Dominoes started falling in earnest Saturday when the Mid-American Conference postponed fall sports. The Big Ten followed with an announcement that it was pausing its scheduled progression to full-pads football practices. A well-placed source told SI Saturday, “I think by the end of the week the fall sports will be postponed in all conferences.”

Even that timetable might be accelerated. Sources told SI on Sunday that the Big Ten is moving toward a decision to cancel the 2020 fall season, while engaging other Power 5 conferences on a uniform decision to be announced later this week. 

Group of 5 league representatives simultaneously were conferring to align their own timelines, a source said.

Both the Pac-12 and Big 12 have calls with league presidents on Tuesday night that might present the first scheduled opportunity for Power 5 leagues to formally vote on postponement.

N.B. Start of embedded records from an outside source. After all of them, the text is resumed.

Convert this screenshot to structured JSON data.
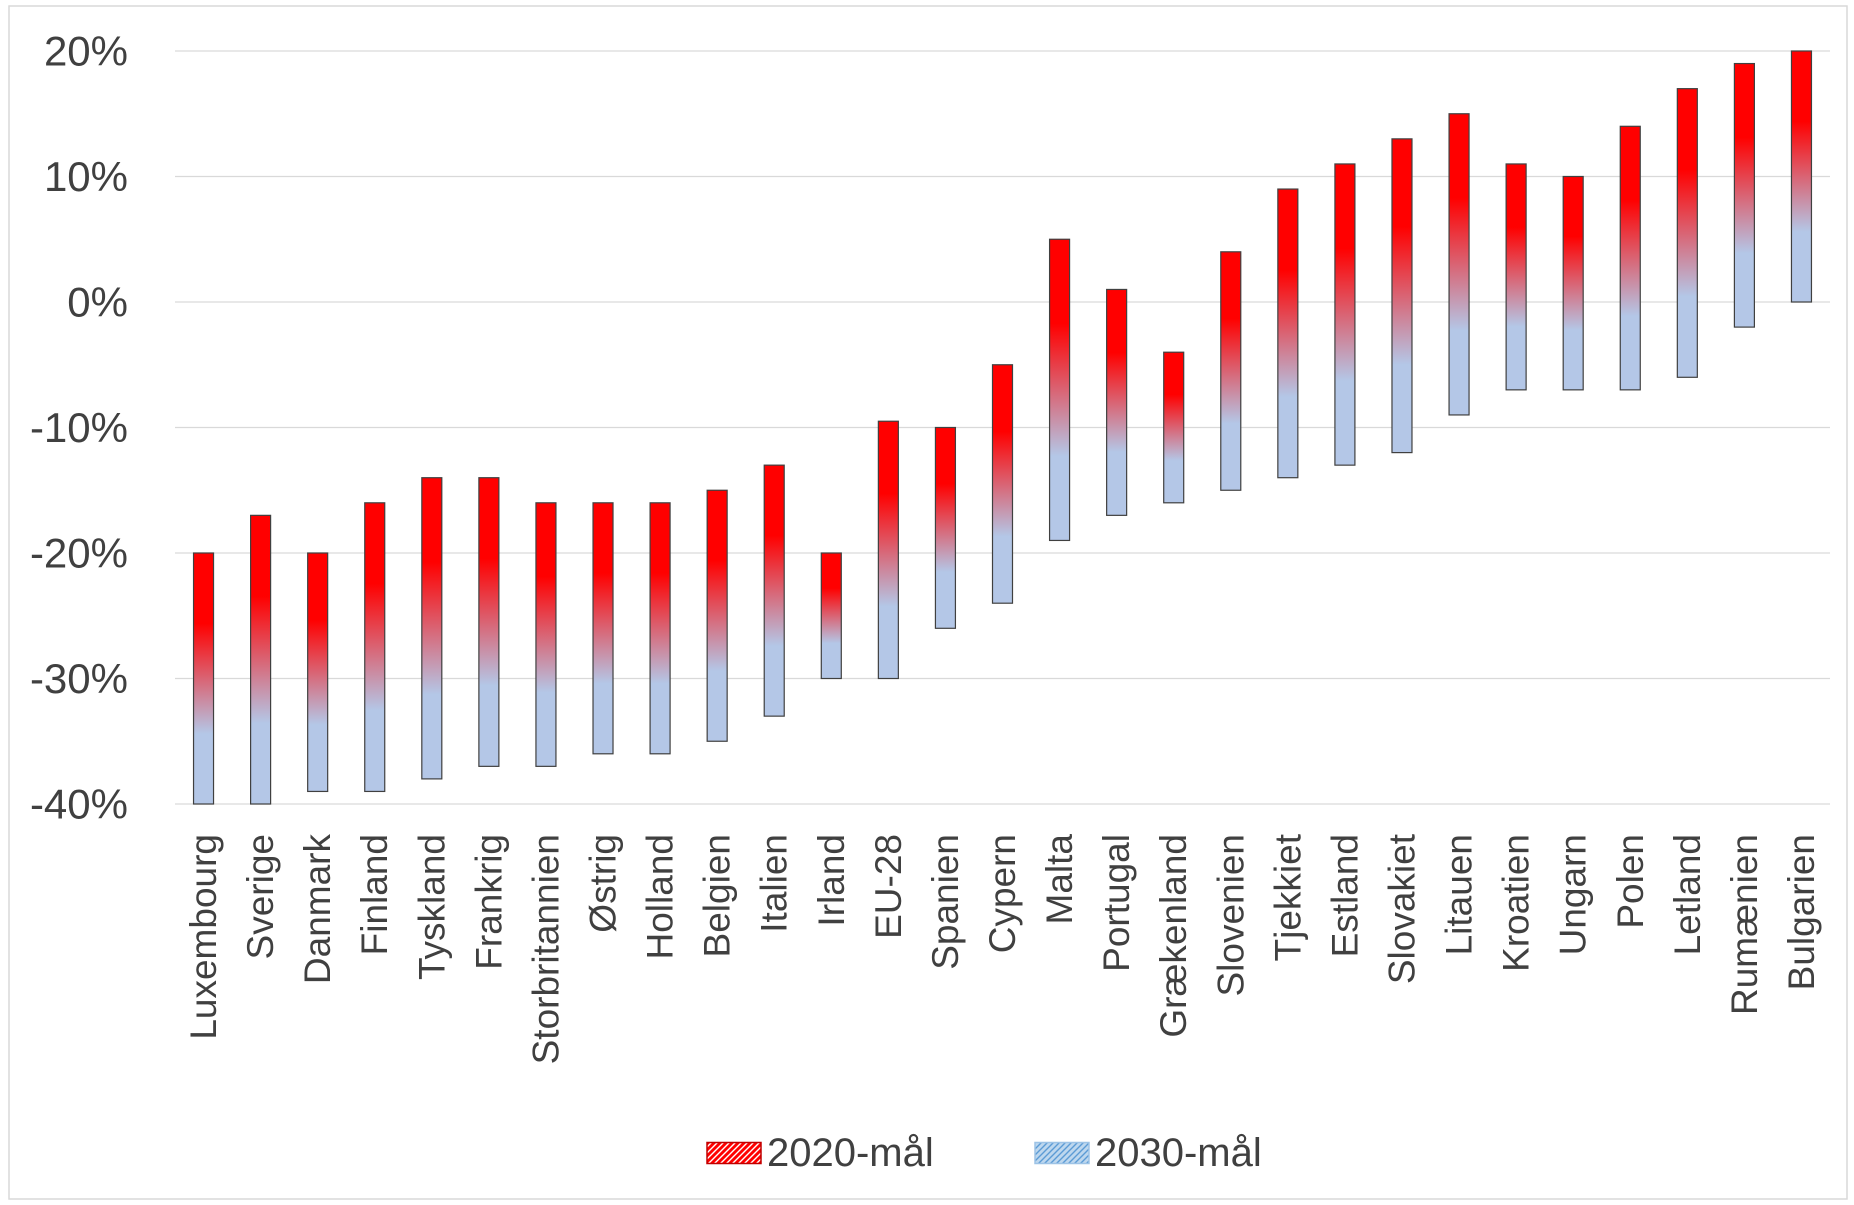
{
  "chart_data": {
    "type": "bar",
    "categories": [
      "Luxembourg",
      "Sverige",
      "Danmark",
      "Finland",
      "Tyskland",
      "Frankrig",
      "Storbritannien",
      "Østrig",
      "Holland",
      "Belgien",
      "Italien",
      "Irland",
      "EU-28",
      "Spanien",
      "Cypern",
      "Malta",
      "Portugal",
      "Grækenland",
      "Slovenien",
      "Tjekkiet",
      "Estland",
      "Slovakiet",
      "Litauen",
      "Kroatien",
      "Ungarn",
      "Polen",
      "Letland",
      "Rumænien",
      "Bulgarien"
    ],
    "series": [
      {
        "name": "2020-mål",
        "values": [
          -20,
          -17,
          -20,
          -16,
          -14,
          -14,
          -16,
          -16,
          -16,
          -15,
          -13,
          -20,
          -9.5,
          -10,
          -5,
          5,
          1,
          -4,
          4,
          9,
          11,
          13,
          15,
          11,
          10,
          14,
          17,
          19,
          20
        ]
      },
      {
        "name": "2030-mål",
        "values": [
          -40,
          -40,
          -39,
          -39,
          -38,
          -37,
          -37,
          -36,
          -36,
          -35,
          -33,
          -30,
          -30,
          -26,
          -24,
          -19,
          -17,
          -16,
          -15,
          -14,
          -13,
          -12,
          -9,
          -7,
          -7,
          -7,
          -6,
          -2,
          0
        ]
      }
    ],
    "ylim": [
      -40,
      20
    ],
    "yticks": [
      20,
      10,
      0,
      -10,
      -20,
      -30,
      -40
    ],
    "ytick_labels": [
      "20%",
      "10%",
      "0%",
      "-10%",
      "-20%",
      "-30%",
      "-40%"
    ],
    "grid": true,
    "legend": "bottom-center"
  },
  "colors": {
    "series_2020": "#ff0000",
    "series_2030": "#b4c7e7",
    "bar_outline": "#404040",
    "gridline": "#d9d9d9",
    "chart_border": "#d9d9d9",
    "text": "#404040",
    "legend_2020_hatch": "#ffffff",
    "legend_2020_border": "#c00000",
    "legend_2030_fill": "#bdd7ee",
    "legend_2030_hatch": "#5b9bd5",
    "legend_2030_border": "#9dc3e6"
  }
}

But other calls could be scheduled earlier. 

A Big Ten presidents call to discuss the season was planned for Sunday night, SI confirmed. Conference USA had a call previously scheduled for Wednesday, but that may be moved up, sources said. Sun Belt presidents have a regularly scheduled Tuesday morning meeting, as do AAC athletic directors. 

The move toward halting the season comes as a jarring about-face after leagues spent most of the last week finalizing football schedule models and/or releasing schedules. Any momentum toward playing those games was abruptly halted by the MAC's decision to postpone, citing health and safety concerns for athletics amid the COVID-19 pandemic. That set a precedent that the other nine Football Bowl Subdivision conferences were compelled to follow — and quickly.

"In the next 72 hours college football is going to come to a complete stop,” one industry source said.